Food webs exhibit principles of ecological emergence through the nature of trophic relationships: some species have many weak feeding links (e.g., omnivores) while some are more specialized with fewer stronger feeding links (e.g., primary predators). Theoretical and empirical studies identify non-random emergent patterns of few strong and many weak linkages that explain how ecological communities remain stable over time.^[75] Food webs are composed of subgroups where members in a community are linked by strong interactions, and the weak interactions occur between these subgroups. This increases food web stability.^[76] Step by step lines or relations are drawn until a web of life is illustrated.^{[71][77][78][79]}

Trophic levels[edit]

A trophic level (from Greek troph, τροφή, trophē, meaning «food» or «feeding») is «a group of organisms acquiring a considerable majority of its energy from the lower adjacent level (according to ecological pyramids) nearer the abiotic source.»^[80]: 383 Links in food webs primarily connect feeding relations or trophism among species. Biodiversity within ecosystems can be organized into trophic pyramids, in which the vertical dimension represents feeding relations that become further removed from the base of the food chain up toward top predators, and the horizontal dimension represents the abundance or biomass at each level.^[81] When the relative abundance or biomass of each species is sorted into its respective trophic level, they naturally sort into a ‘pyramid of numbers’.^[82]

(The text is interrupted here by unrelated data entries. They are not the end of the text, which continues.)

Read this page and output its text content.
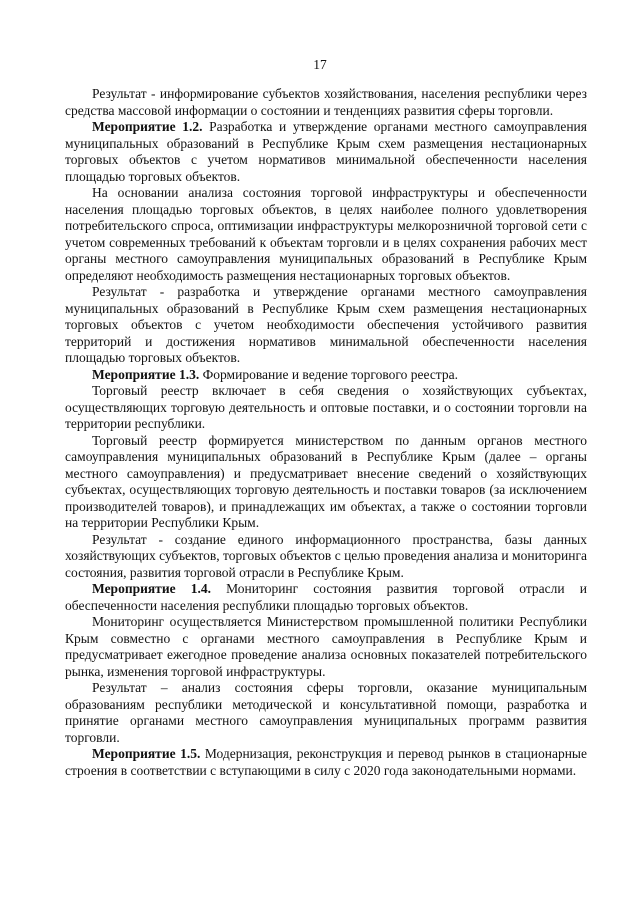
17

Результат - информирование субъектов хозяйствования, населения республики через средства массовой информации о состоянии и тенденциях развития сферы торговли.

Мероприятие 1.2. Разработка и утверждение органами местного самоуправления муниципальных образований в Республике Крым схем размещения нестационарных торговых объектов с учетом нормативов минимальной обеспеченности населения площадью торговых объектов.

На основании анализа состояния торговой инфраструктуры и обеспеченности населения площадью торговых объектов, в целях наиболее полного удовлетворения потребительского спроса, оптимизации инфраструктуры мелкорозничной торговой сети с учетом современных требований к объектам торговли и в целях сохранения рабочих мест органы местного самоуправления муниципальных образований в Республике Крым определяют необходимость размещения нестационарных торговых объектов.

Результат - разработка и утверждение органами местного самоуправления муниципальных образований в Республике Крым схем размещения нестационарных торговых объектов с учетом необходимости обеспечения устойчивого развития территорий и достижения нормативов минимальной обеспеченности населения площадью торговых объектов.

Мероприятие 1.3. Формирование и ведение торгового реестра.

Торговый реестр включает в себя сведения о хозяйствующих субъектах, осуществляющих торговую деятельность и оптовые поставки, и о состоянии торговли на территории республики.

Торговый реестр формируется министерством по данным органов местного самоуправления муниципальных образований в Республике Крым (далее – органы местного самоуправления) и предусматривает внесение сведений о хозяйствующих субъектах, осуществляющих торговую деятельность и поставки товаров (за исключением производителей товаров), и принадлежащих им объектах, а также о состоянии торговли на территории Республики Крым.

Результат - создание единого информационного пространства, базы данных хозяйствующих субъектов, торговых объектов с целью проведения анализа и мониторинга состояния, развития торговой отрасли в Республике Крым.

Мероприятие 1.4. Мониторинг состояния развития торговой отрасли и обеспеченности населения республики площадью торговых объектов.

Мониторинг осуществляется Министерством промышленной политики Республики Крым совместно с органами местного самоуправления в Республике Крым и предусматривает ежегодное проведение анализа основных показателей потребительского рынка, изменения торговой инфраструктуры.

Результат – анализ состояния сферы торговли, оказание муниципальным образованиям республики методической и консультативной помощи, разработка и принятие органами местного самоуправления муниципальных программ развития торговли.

Мероприятие 1.5. Модернизация, реконструкция и перевод рынков в стационарные строения в соответствии с вступающими в силу с 2020 года законодательными нормами.
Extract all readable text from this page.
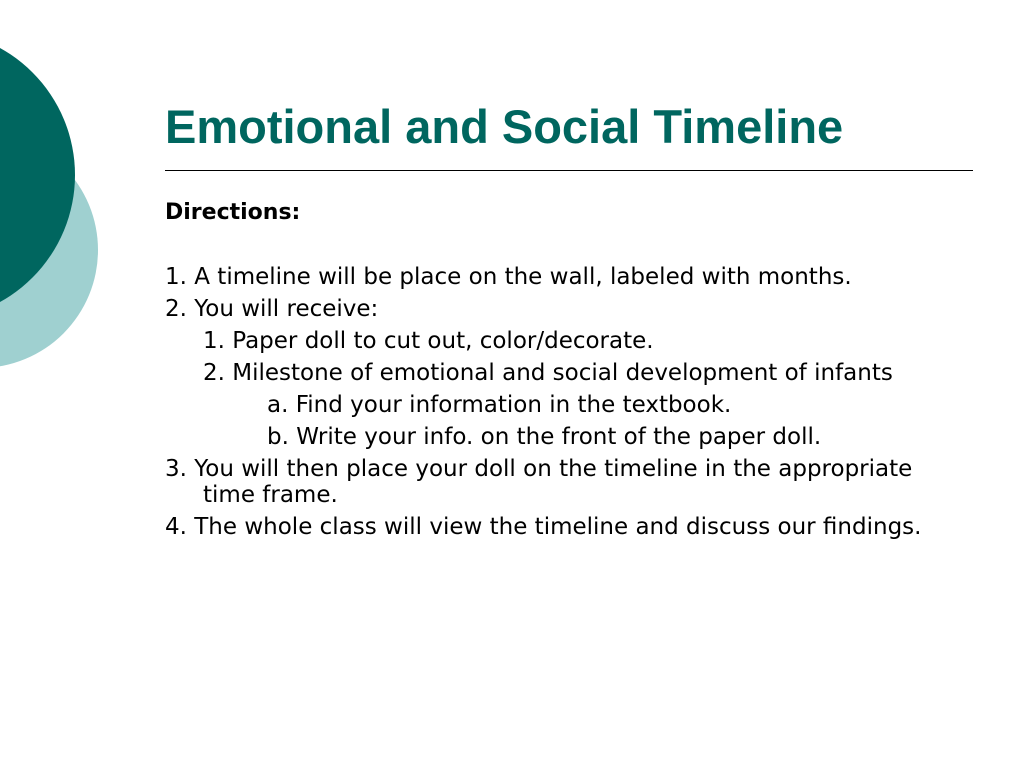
Emotional and Social Timeline

Directions:

1. A timeline will be place on the wall, labeled with months.
2. You will receive:
1. Paper doll to cut out, color/decorate.
2. Milestone of emotional and social development of infants
a. Find your information in the textbook.
b. Write your info. on the front of the paper doll.
3. You will then place your doll on the timeline in the appropriate time frame.
4. The whole class will view the timeline and discuss our findings.
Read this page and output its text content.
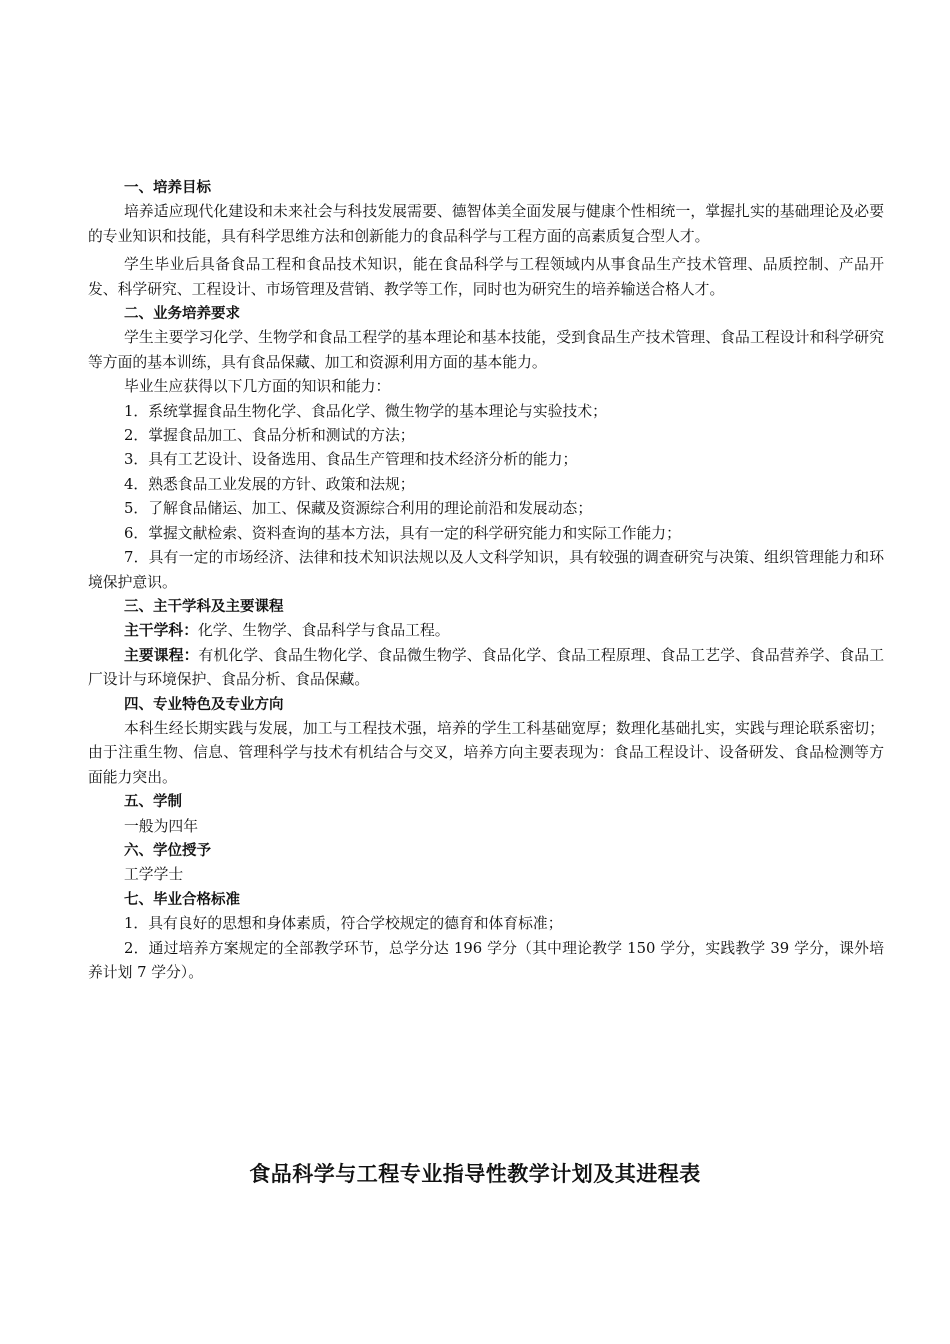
一、培养目标

培养适应现代化建设和未来社会与科技发展需要、德智体美全面发展与健康个性相统一，掌握扎实的基础理论及必要的专业知识和技能，具有科学思维方法和创新能力的食品科学与工程方面的高素质复合型人才。

学生毕业后具备食品工程和食品技术知识，能在食品科学与工程领域内从事食品生产技术管理、品质控制、产品开发、科学研究、工程设计、市场管理及营销、教学等工作，同时也为研究生的培养输送合格人才。

二、业务培养要求

学生主要学习化学、生物学和食品工程学的基本理论和基本技能，受到食品生产技术管理、食品工程设计和科学研究等方面的基本训练，具有食品保藏、加工和资源利用方面的基本能力。

毕业生应获得以下几方面的知识和能力：

1．系统掌握食品生物化学、食品化学、微生物学的基本理论与实验技术；

2．掌握食品加工、食品分析和测试的方法；

3．具有工艺设计、设备选用、食品生产管理和技术经济分析的能力；

4．熟悉食品工业发展的方针、政策和法规；

5．了解食品储运、加工、保藏及资源综合利用的理论前沿和发展动态；

6．掌握文献检索、资料查询的基本方法，具有一定的科学研究能力和实际工作能力；

7．具有一定的市场经济、法律和技术知识法规以及人文科学知识，具有较强的调查研究与决策、组织管理能力和环境保护意识。

三、主干学科及主要课程

主干学科：化学、生物学、食品科学与食品工程。

主要课程：有机化学、食品生物化学、食品微生物学、食品化学、食品工程原理、食品工艺学、食品营养学、食品工厂设计与环境保护、食品分析、食品保藏。

四、专业特色及专业方向

本科生经长期实践与发展，加工与工程技术强，培养的学生工科基础宽厚；数理化基础扎实，实践与理论联系密切；由于注重生物、信息、管理科学与技术有机结合与交叉，培养方向主要表现为：食品工程设计、设备研发、食品检测等方面能力突出。

五、学制

一般为四年

六、学位授予

工学学士

七、毕业合格标准

1．具有良好的思想和身体素质，符合学校规定的德育和体育标准；

2．通过培养方案规定的全部教学环节，总学分达 196 学分（其中理论教学 150 学分，实践教学 39 学分，课外培养计划 7 学分）。

食品科学与工程专业指导性教学计划及其进程表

Species are broadly categorized as autotrophs (or primary producers), heterotrophs (or consumers), and Detritivores (or decomposers). Autotrophs are organisms that produce their own food (production is greater than respiration) by photosynthesis or chemosynthesis. Heterotrophs are organisms that must feed on others for nourishment and energy (respiration exceeds production).^[5] Heterotrophs can be further sub-divided into different functional groups, including primary consumers (strict herbivores), secondary consumers (carnivorous predators that feed exclusively on herbivores), and tertiary consumers (predators that feed on a mix of herbivores and predators).^[83] Omnivores do not fit neatly into a functional category because they eat both plant and animal tissues. It has been suggested that omnivores have a greater functional influence as predators because compared to herbivores, they are relatively inefficient at grazing.^[84]

Trophic levels are part of the holistic or complex systems view of ecosystems.^[85][86] Each trophic level contains unrelated species that are grouped together because they share common ecological functions, giving a macroscopic view of the system.^[87] While the notion of trophic levels provides insight into energy flow and top-down control within food webs, it is troubled by the prevalence of omnivory in real ecosystems. This has led some ecologists to «reiterate that the notion that species clearly aggregate into discrete, homogeneous trophic levels is fiction.»^[88]: 815 Nonetheless, recent studies have shown that real trophic levels do exist, but «above the herbivore trophic level, food webs are better characterized as a tangled web of omnivores.»^[89]: 612

Keystone species[edit]

A keystone species is a species that is connected to a disproportionately large number of other species in the food-web. Keystone species have lower levels of biomass in the trophic pyramid relative to the importance of their role. The many connections that a keystone species holds means that it maintains the organization and structure of entire communities. The loss of a keystone species results in a range of dramatic cascading effects (termed trophic cascades) that alters trophic dynamics, other food web connections, and can cause the extinction of other species.^[90][91] The term keystone species was coined by Robert Paine in 1969 and is a reference to the keystone architectural feature as the removal of a keystone species can result in a community collapse just as the removal of the keystone in an arch can result in the arch’s loss of stability.^[92]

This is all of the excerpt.